En quoi la conscience de notre animalité peut-elle servir notre humanisation et l’humanité ? 

Être un adulte humain c’est avoir une conscience et s’en servir. Notre animalité pulsionnelle est comme une part d’ombre en nous. C’est une force, nous en sommes responsables. Pour la discipliner mieux vaut la connaître plutôt que la nier. L’animal en nous cherche sa jouissance et sa survie. L’humain veut vivre en ayant le sentiment de sa dignité. Échapper à un incendie en piétinant les autres, c’est sauver sa survie mais c’est vivre en ayant perdu son âme. Être conscient d’appartenir au peuple des humains nous engage. La conscience implique une éthique. Chez les animaux prendre la vie d’un autre est un impératif de survie, chez les humains c’est autre chose. Cette différence entre vie et survie devrait faire partie des valeurs humaines. Chercher à devenir un être vivant plutôt que survivant c’est un beau projet pour un humain.  

Sommes-nous désormais obligés de développer cette conscience planétaire chez les enfants ? 
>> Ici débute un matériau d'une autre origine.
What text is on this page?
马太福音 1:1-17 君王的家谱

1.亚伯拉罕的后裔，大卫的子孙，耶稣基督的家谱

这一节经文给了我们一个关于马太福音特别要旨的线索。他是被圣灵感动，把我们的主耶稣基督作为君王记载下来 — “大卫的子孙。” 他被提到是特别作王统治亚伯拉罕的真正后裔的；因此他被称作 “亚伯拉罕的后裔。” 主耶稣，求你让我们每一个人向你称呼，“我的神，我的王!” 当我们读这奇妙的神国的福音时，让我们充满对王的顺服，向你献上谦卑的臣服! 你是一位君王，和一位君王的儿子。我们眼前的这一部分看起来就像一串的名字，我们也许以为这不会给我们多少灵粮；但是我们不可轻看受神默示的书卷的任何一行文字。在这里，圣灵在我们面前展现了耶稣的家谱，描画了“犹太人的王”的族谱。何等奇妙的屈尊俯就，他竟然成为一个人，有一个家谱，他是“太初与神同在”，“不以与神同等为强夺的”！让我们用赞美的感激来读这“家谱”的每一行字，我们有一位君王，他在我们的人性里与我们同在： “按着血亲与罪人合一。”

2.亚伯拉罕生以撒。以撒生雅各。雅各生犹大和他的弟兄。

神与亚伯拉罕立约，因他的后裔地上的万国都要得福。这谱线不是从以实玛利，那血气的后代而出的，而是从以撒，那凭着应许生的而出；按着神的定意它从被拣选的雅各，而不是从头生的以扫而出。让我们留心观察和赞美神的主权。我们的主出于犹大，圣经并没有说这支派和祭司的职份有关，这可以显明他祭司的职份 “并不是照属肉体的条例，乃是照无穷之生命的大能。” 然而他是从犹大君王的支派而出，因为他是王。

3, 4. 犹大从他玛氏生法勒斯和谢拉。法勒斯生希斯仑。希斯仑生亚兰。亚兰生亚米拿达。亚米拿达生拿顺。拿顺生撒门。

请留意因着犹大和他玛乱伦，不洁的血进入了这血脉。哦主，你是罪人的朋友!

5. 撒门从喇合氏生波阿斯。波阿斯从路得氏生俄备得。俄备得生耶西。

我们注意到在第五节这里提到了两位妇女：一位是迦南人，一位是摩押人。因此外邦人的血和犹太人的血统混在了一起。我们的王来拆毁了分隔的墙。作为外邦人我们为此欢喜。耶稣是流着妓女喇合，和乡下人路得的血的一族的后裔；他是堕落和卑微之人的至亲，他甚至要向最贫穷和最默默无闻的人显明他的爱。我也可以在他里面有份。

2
Absolument. L’état de la planète nous oblige à nous penser comme une seule famille humaine. Nous devons changer radicalement les paradigmes de choix de nos chefs et soutenir que la confirmation affective, l’empathie, l’entraide sont indispensables. Il ne suffit pas d’être né d’un homme et d’une femme pour se développer comme un humain, il faut être humanisé par un accueil éducatif exigeant. 

* Muriel Scibilia-Fabre est auteure et ancienne fonctionnaire de la Conférence des Nations Unies sur le Commerce et le Développement (CNUCED).